Stable Value is particularly attractive for millennials when you consider that this generation has known nothing but market volatility. They tend to be conservative investors, and Stable Value provides a counterweight to volatility. Stable Value can provide them with greater returns than money market funds—often comparable to intermediate bond funds—but with similar liquidity5 and risk profiles. The money market regulations that took effect in October 2016 may even strengthen the case for adding Stable Value.
To reiterate a point from our research paper, “Expanding the Case for Stable Value”:
Thanks to their protection features, which address many plan participants’ fears, Stable Value funds can give participants the courage to participate earlier in retirement savings plans and elect higher deferral rates. This can yield long-term benefits for plan participants of all ages—namely, the potential for a bigger nest egg when they stop working—and can be especially helpful for millennials, whose plan-participation horizon is longest.
Stable Value can be the conservative foundation for a diversified portfolio for workers of all ages throughout their working years. And its protection features can play a vital role in helping millennial participants overcome their investment fears. Stable Value adoption can even help boost plan participation and participant deferral rates to drive better participant outcomes.

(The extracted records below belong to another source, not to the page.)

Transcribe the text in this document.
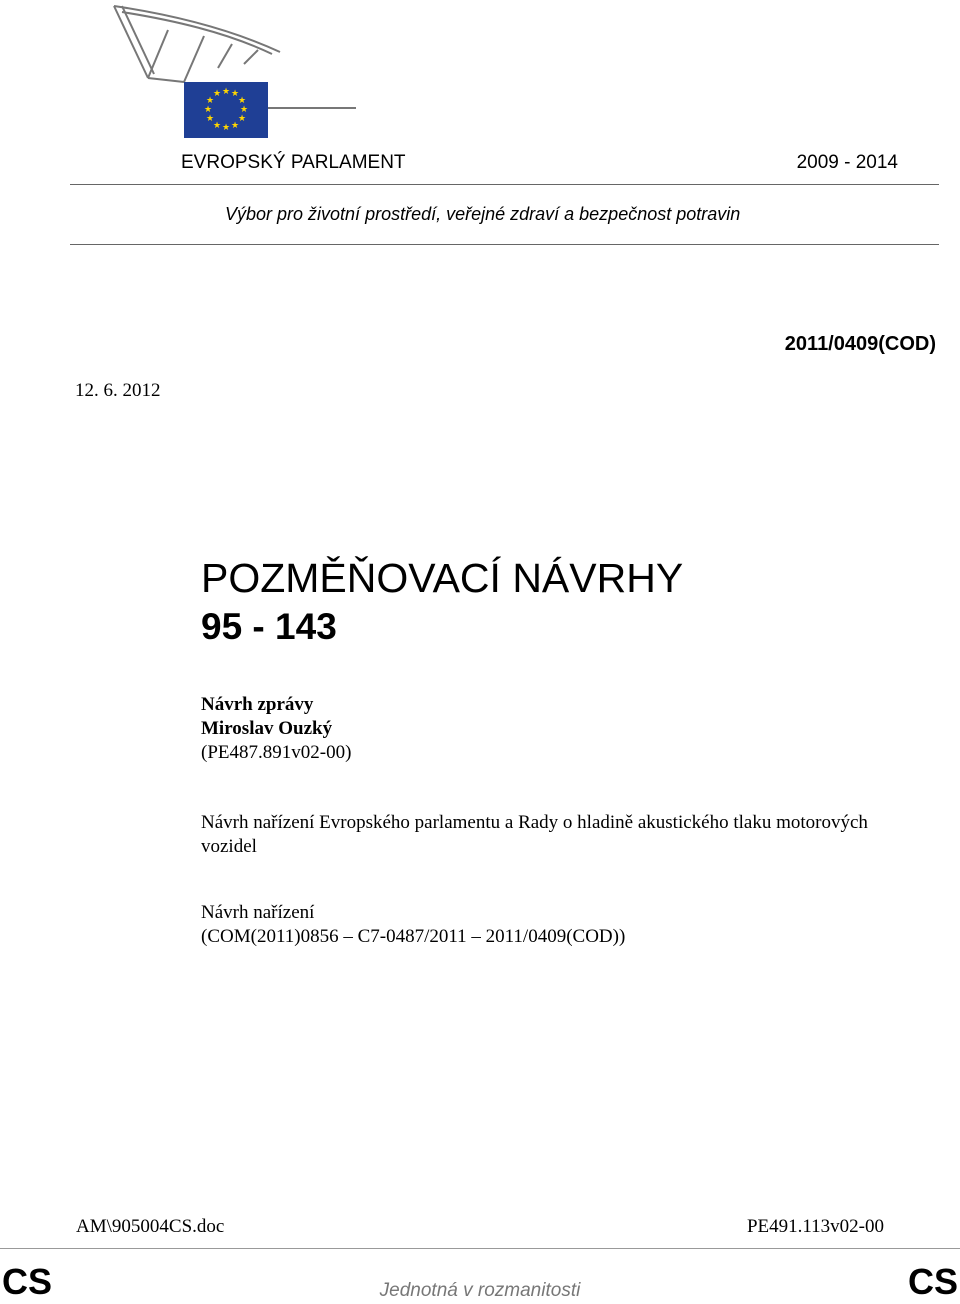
★ ★
★
★
★
★
★
★
★
★
★
★
EVROPSKÝ PARLAMENT	2009 - 2014
Výbor pro životní prostředí, veřejné zdraví a bezpečnost potravin
2011/0409(COD)
12. 6. 2012
POZMĚŇOVACÍ NÁVRHY
95 - 143
Návrh zprávy
Miroslav Ouzký
(PE487.891v02-00)
Návrh nařízení Evropského parlamentu a Rady o hladině akustického tlaku motorových vozidel
Návrh nařízení
(COM(2011)0856 – C7-0487/2011 – 2011/0409(COD))
AM\905004CS.doc	PE491.113v02-00
CS	Jednotná v rozmanitosti	CS
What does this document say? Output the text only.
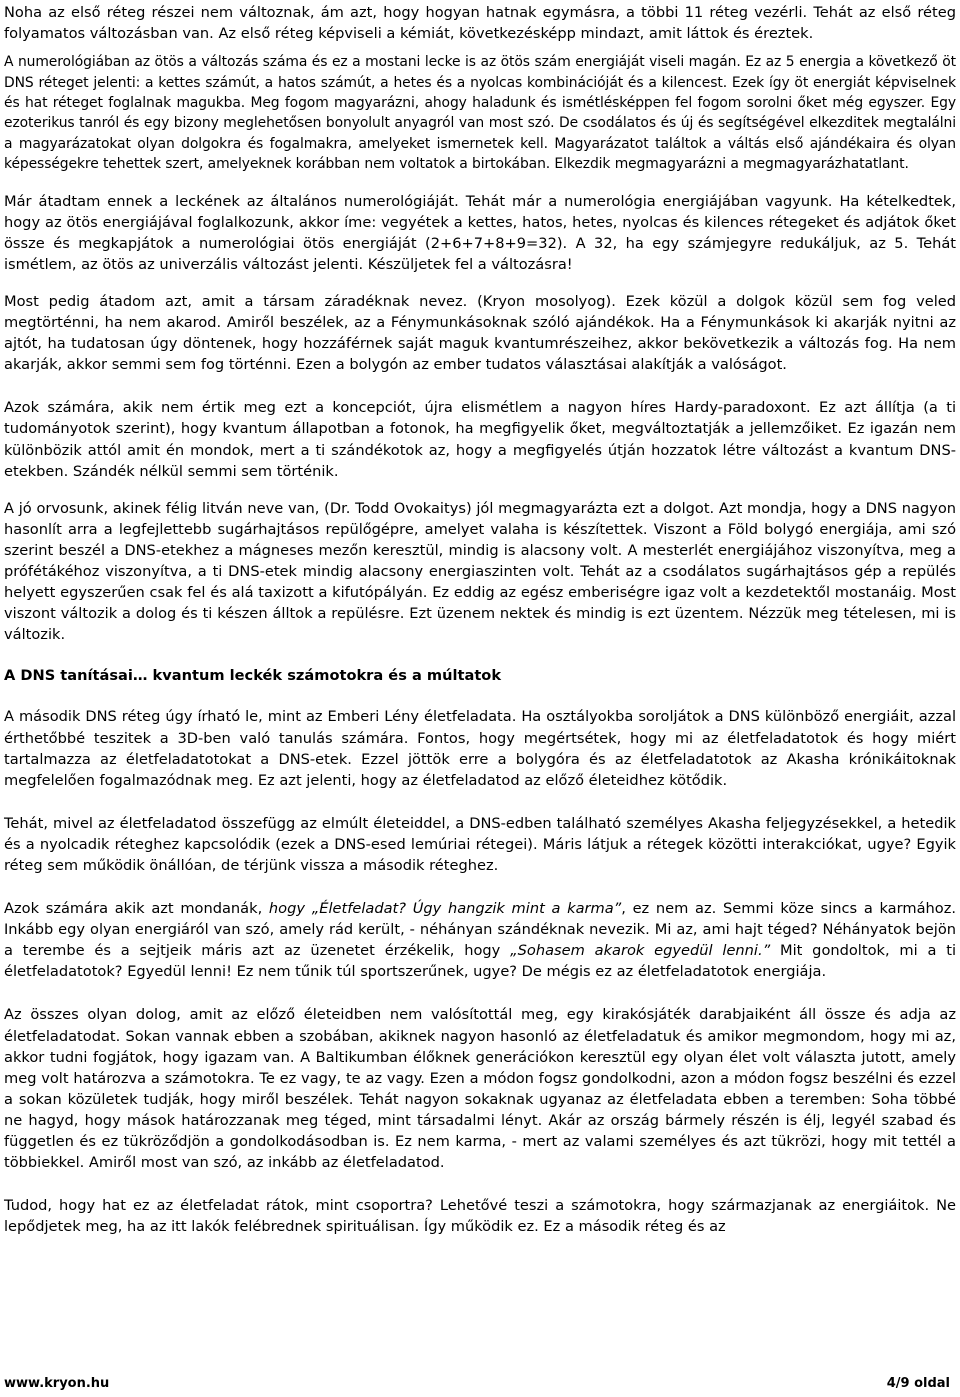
Noha az első réteg részei nem változnak, ám azt, hogy hogyan hatnak egymásra, a többi 11 réteg vezérli. Tehát az első réteg folyamatos változásban van. Az első réteg képviseli a kémiát, következésképp mindazt, amit láttok és éreztek.

A numerológiában az ötös a változás száma és ez a mostani lecke is az ötös szám energiáját viseli magán. Ez az 5 energia a következő öt DNS réteget jelenti: a kettes számút, a hatos számút, a hetes és a nyolcas kombinációját és a kilencest. Ezek így öt energiát képviselnek és hat réteget foglalnak magukba. Meg fogom magyarázni, ahogy haladunk és ismétlésképpen fel fogom sorolni őket még egyszer. Egy ezoterikus tanról és egy bizony meglehetősen bonyolult anyagról van most szó. De csodálatos és új és segítségével elkezditek megtalálni a magyarázatokat olyan dolgokra és fogalmakra, amelyeket ismernetek kell. Magyarázatot találtok a váltás első ajándékaira és olyan képességekre tehettek szert, amelyeknek korábban nem voltatok a birtokában. Elkezdik megmagyarázni a megmagyarázhatatlant.

Már átadtam ennek a leckének az általános numerológiáját. Tehát már a numerológia energiájában vagyunk. Ha kételkedtek, hogy az ötös energiájával foglalkozunk, akkor íme: vegyétek a kettes, hatos, hetes, nyolcas és kilences rétegeket és adjátok őket össze és megkapjátok a numerológiai ötös energiáját (2+6+7+8+9=32). A 32, ha egy számjegyre redukáljuk, az 5. Tehát ismétlem, az ötös az univerzális változást jelenti. Készüljetek fel a változásra!

Most pedig átadom azt, amit a társam záradéknak nevez. (Kryon mosolyog). Ezek közül a dolgok közül sem fog veled megtörténni, ha nem akarod. Amiről beszélek, az a Fénymunkásoknak szóló ajándékok. Ha a Fénymunkások ki akarják nyitni az ajtót, ha tudatosan úgy döntenek, hogy hozzáférnek saját maguk kvantumrészeihez, akkor bekövetkezik a változás fog. Ha nem akarják, akkor semmi sem fog történni. Ezen a bolygón az ember tudatos választásai alakítják a valóságot.

Azok számára, akik nem értik meg ezt a koncepciót, újra elismétlem a nagyon híres Hardy-paradoxont. Ez azt állítja (a ti tudományotok szerint), hogy kvantum állapotban a fotonok, ha megfigyelik őket, megváltoztatják a jellemzőiket. Ez igazán nem különbözik attól amit én mondok, mert a ti szándékotok az, hogy a megfigyelés útján hozzatok létre változást a kvantum DNS-etekben. Szándék nélkül semmi sem történik.

A jó orvosunk, akinek félig litván neve van, (Dr. Todd Ovokaitys) jól megmagyarázta ezt a dolgot. Azt mondja, hogy a DNS nagyon hasonlít arra a legfejlettebb sugárhajtásos repülőgépre, amelyet valaha is készítettek. Viszont a Föld bolygó energiája, ami szó szerint beszél a DNS-etekhez a mágneses mezőn keresztül, mindig is alacsony volt. A mesterlét energiájához viszonyítva, meg a prófétákéhoz viszonyítva, a ti DNS-etek mindig alacsony energiaszinten volt. Tehát az a csodálatos sugárhajtásos gép a repülés helyett egyszerűen csak fel és alá taxizott a kifutópályán. Ez eddig az egész emberiségre igaz volt a kezdetektől mostanáig. Most viszont változik a dolog és ti készen álltok a repülésre. Ezt üzenem nektek és mindig is ezt üzentem. Nézzük meg tételesen, mi is változik.

A DNS tanításai… kvantum leckék számotokra és a múltatok

A második DNS réteg úgy írható le, mint az Emberi Lény életfeladata. Ha osztályokba soroljátok a DNS különböző energiáit, azzal érthetőbbé teszitek a 3D-ben való tanulás számára. Fontos, hogy megértsétek, hogy mi az életfeladatotok és hogy miért tartalmazza az életfeladatotokat a DNS-etek. Ezzel jöttök erre a bolygóra és az életfeladatotok az Akasha krónikáitoknak megfelelően fogalmazódnak meg. Ez azt jelenti, hogy az életfeladatod az előző életeidhez kötődik.

Tehát, mivel az életfeladatod összefügg az elmúlt életeiddel, a DNS-edben található személyes Akasha feljegyzésekkel, a hetedik és a nyolcadik réteghez kapcsolódik (ezek a DNS-esed lemúriai rétegei). Máris látjuk a rétegek közötti interakciókat, ugye? Egyik réteg sem működik önállóan, de térjünk vissza a második réteghez.

Azok számára akik azt mondanák, hogy „Életfeladat? Úgy hangzik mint a karma”, ez nem az. Semmi köze sincs a karmához. Inkább egy olyan energiáról van szó, amely rád került, - néhányan szándéknak nevezik. Mi az, ami hajt téged? Néhányatok bejön a terembe és a sejtjeik máris azt az üzenetet érzékelik, hogy „Sohasem akarok egyedül lenni.” Mit gondoltok, mi a ti életfeladatotok? Egyedül lenni! Ez nem tűnik túl sportszerűnek, ugye? De mégis ez az életfeladatotok energiája.

Az összes olyan dolog, amit az előző életeidben nem valósítottál meg, egy kirakósjáték darabjaiként áll össze és adja az életfeladatodat. Sokan vannak ebben a szobában, akiknek nagyon hasonló az életfeladatuk és amikor megmondom, hogy mi az, akkor tudni fogjátok, hogy igazam van. A Baltikumban élőknek generációkon keresztül egy olyan élet volt választa jutott, amely meg volt határozva a számotokra. Te ez vagy, te az vagy. Ezen a módon fogsz gondolkodni, azon a módon fogsz beszélni és ezzel a sokan közületek tudják, hogy miről beszélek. Tehát nagyon sokaknak ugyanaz az életfeladata ebben a teremben: Soha többé ne hagyd, hogy mások határozzanak meg téged, mint társadalmi lényt. Akár az ország bármely részén is élj, legyél szabad és független és ez tükröződjön a gondolkodásodban is. Ez nem karma, - mert az valami személyes és azt tükrözi, hogy mit tettél a többiekkel. Amiről most van szó, az inkább az életfeladatod.

Tudod, hogy hat ez az életfeladat rátok, mint csoportra? Lehetővé teszi a számotokra, hogy származjanak az energiáitok. Ne lepődjetek meg, ha az itt lakók felébrednek spirituálisan. Így működik ez. Ez a második réteg és az

www.kryon.hu	4/9 oldal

1 Pew Research, “Millennials surpass Gen Xers as the largest generation in U.S. labor force,” FactTank, May 11, 2015.
2 Financial Finesse, 2015 Generational Research Report, March 2015.
3 LaPonsie, Maryalene. “Four in 10 millennials don’t have a plan for retirement. Is that really a bad thing?” U.S. News & World Report: Money, May 27, 2016.
4 Andrus, Danielle. “Stable Value fund group makes pitch to risk-averse millennials,” ThinkAdvisor.com, December 5, 2014.
5 Money market funds are diversified. Stable Value allows withdrawals at book value for benefit-responsive withdrawals.